James played me some traditional songs and some of his own which he could translate into Spanish and English. They all had a message and each note or chord represented something, like the rhythm of a horse running or the sweetness of a woman's voice.

I gained new perspectives from our deep conversation and his music had completely lifted my spirits - I will definitely be keeping in touch with him as he said he would love to read my writing.

On Thursday night, Sina and I went to a sweatlodge run by a man called David Peshlakai. A sweat ceremony is a very old purification ceremony which involves sitting in a cave that's built into the earth and enduring the steam from hot coals that are placed into a pit in the center. The cave itself is dome-shaped and represents the womb. Everything down to the drum, the pipe, the fire and the pitch-fork involved in the ceremony, represents what the Natives call their 'Grandmothers' and 'Grandfathers'. David was an incredibly interesting man to talk to. He has gone through numerous intiations to become a 'seer', one who supervises these ceremonies and has visions for those who seek healing or purification.

The initations he has gone through include vision quests and sundances. Vision quests go back to the beginning of Native tradition. It involves sitting alone up in the mountain the whole night with no food and water and waiting for a message or a 'vision' that one should be able to find in nothing but the oneness that they experience with nature during that night. A sundance is a much harsher initiation and quite frankly, I don't know how any of these men have survived it. In a sundance, the man is pierced in the chest by tree branches and must dance the whole day before the sun and cannot stop - brutal, eh? But this is a test of true strength and bravery - the man is made a warrior, a survivor and David's piercing scars proved that.

I was blown away by the sweat ceremony. It is far too hard to describe the feeling - and even saying that seems like too a weak statement. There were just four of us in the sweat, including David. He stuffed the sacred pipe with cedar and passed it around. We all smoked it and blessed ourselves with it. He then gave us the cedar itself for us to chew. He then began putting the hot coal in the pit - the sweat started to pour! Once the door is closed, water is thrown onto the rocks and an overwhelming gush of steam fills the 'womb' where everyone begins to say prayers and thanks to Mother Earth, Father Sky and send love and healing to everyone they know, including those that are in the sweat as well.

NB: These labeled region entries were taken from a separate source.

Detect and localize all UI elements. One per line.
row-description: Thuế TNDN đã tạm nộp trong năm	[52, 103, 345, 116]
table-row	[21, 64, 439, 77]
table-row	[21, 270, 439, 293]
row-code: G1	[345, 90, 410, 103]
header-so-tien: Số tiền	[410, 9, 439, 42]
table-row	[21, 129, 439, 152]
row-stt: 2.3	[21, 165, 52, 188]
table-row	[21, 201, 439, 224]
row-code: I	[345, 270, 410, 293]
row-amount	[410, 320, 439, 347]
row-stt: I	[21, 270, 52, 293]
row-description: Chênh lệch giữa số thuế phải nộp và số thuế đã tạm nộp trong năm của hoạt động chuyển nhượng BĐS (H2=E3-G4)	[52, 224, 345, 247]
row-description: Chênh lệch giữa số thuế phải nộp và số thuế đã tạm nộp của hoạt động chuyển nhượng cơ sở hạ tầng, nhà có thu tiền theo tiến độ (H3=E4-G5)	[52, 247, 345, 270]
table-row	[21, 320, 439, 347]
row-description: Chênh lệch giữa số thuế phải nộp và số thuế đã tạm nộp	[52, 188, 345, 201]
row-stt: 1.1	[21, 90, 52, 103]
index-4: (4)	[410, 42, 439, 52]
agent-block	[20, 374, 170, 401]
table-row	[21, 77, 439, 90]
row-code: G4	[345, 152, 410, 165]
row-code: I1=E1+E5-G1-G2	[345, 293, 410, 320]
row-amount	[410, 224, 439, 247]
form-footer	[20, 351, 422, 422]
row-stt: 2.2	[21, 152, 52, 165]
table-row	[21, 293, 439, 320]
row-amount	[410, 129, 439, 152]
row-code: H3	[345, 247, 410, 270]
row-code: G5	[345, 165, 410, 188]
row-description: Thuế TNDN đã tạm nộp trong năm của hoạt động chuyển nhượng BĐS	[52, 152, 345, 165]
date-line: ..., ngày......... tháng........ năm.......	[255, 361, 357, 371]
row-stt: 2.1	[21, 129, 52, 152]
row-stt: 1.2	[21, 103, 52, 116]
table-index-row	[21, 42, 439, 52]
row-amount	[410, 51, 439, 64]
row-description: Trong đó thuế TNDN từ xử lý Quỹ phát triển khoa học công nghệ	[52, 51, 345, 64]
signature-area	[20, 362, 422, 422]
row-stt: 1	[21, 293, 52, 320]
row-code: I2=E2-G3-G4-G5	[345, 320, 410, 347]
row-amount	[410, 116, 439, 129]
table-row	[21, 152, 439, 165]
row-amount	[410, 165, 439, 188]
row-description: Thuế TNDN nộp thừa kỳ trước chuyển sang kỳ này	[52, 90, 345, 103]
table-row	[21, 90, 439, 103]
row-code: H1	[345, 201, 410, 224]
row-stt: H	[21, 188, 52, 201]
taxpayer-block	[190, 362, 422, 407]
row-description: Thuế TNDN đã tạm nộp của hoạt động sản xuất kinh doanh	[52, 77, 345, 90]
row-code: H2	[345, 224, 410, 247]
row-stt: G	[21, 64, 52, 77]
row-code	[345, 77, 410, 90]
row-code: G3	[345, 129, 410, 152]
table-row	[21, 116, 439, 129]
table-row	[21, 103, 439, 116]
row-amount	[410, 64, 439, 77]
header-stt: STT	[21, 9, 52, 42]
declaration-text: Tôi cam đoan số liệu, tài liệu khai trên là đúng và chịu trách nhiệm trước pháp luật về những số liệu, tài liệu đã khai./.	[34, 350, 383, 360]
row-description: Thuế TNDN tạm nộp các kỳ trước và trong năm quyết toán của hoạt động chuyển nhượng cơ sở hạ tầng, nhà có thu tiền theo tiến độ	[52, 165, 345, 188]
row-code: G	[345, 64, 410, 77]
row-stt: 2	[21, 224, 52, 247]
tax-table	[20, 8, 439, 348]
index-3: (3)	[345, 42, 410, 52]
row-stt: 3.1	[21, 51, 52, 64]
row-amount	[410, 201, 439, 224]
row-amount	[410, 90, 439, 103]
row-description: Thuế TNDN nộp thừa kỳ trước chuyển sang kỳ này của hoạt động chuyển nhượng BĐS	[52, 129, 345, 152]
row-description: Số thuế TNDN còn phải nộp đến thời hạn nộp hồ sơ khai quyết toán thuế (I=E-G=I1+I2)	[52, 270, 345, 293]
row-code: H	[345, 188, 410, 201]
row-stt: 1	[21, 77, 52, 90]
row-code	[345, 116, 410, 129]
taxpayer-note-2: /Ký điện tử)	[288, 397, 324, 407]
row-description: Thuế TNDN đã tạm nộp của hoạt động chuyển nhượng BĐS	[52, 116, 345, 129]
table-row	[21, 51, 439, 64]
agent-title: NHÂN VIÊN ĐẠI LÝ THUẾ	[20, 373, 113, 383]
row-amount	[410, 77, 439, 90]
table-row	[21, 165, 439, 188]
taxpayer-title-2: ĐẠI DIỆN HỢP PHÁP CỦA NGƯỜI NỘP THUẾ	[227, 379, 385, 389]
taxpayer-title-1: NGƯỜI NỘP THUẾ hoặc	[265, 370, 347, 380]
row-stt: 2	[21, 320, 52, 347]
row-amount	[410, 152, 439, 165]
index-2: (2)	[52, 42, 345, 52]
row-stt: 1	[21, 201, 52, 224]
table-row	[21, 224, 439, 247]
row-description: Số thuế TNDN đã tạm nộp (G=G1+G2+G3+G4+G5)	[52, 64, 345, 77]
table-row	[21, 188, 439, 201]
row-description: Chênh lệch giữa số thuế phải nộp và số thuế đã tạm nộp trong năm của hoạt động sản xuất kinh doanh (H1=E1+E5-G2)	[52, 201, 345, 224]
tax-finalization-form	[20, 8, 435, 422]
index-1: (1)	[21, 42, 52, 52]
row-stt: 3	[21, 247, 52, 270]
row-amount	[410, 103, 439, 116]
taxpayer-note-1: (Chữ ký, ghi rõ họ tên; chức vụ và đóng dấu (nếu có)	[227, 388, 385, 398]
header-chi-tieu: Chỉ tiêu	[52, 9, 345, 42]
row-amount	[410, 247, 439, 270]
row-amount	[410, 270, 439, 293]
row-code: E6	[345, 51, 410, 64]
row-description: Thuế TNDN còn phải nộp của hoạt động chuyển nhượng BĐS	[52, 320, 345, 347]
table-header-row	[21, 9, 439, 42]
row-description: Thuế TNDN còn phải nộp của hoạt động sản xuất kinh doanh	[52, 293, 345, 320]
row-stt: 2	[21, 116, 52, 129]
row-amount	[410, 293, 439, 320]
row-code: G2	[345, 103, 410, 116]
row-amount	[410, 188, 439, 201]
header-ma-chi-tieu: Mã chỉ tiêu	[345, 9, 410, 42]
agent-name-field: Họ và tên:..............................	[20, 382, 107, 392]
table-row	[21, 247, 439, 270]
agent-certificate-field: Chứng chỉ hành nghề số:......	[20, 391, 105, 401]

As I thought about my loved ones and gave gratitude to everything that is, David beat the drum and sang purification songs. The drum represented the beating from the mother's heart that a baby hears from the womb. There were four rounds of this and when the ceremony had finished, we all crawled out, shook hands with each other and walked once around the campfire.

The cool air kissing my skin after all of that heat was exhilirating - I felt refreshed and truly grateful to Sina, to David, to Di Ne and the universe for every single experience I have had.

To conclude this lengthy blog, I just thought I'd also let you know that I tried riding a horse for the first time!


This is me and Shortch or Shorch (the spelling is as ambiguous as the reason behind his name!) the family's gentle, loveable pet horse.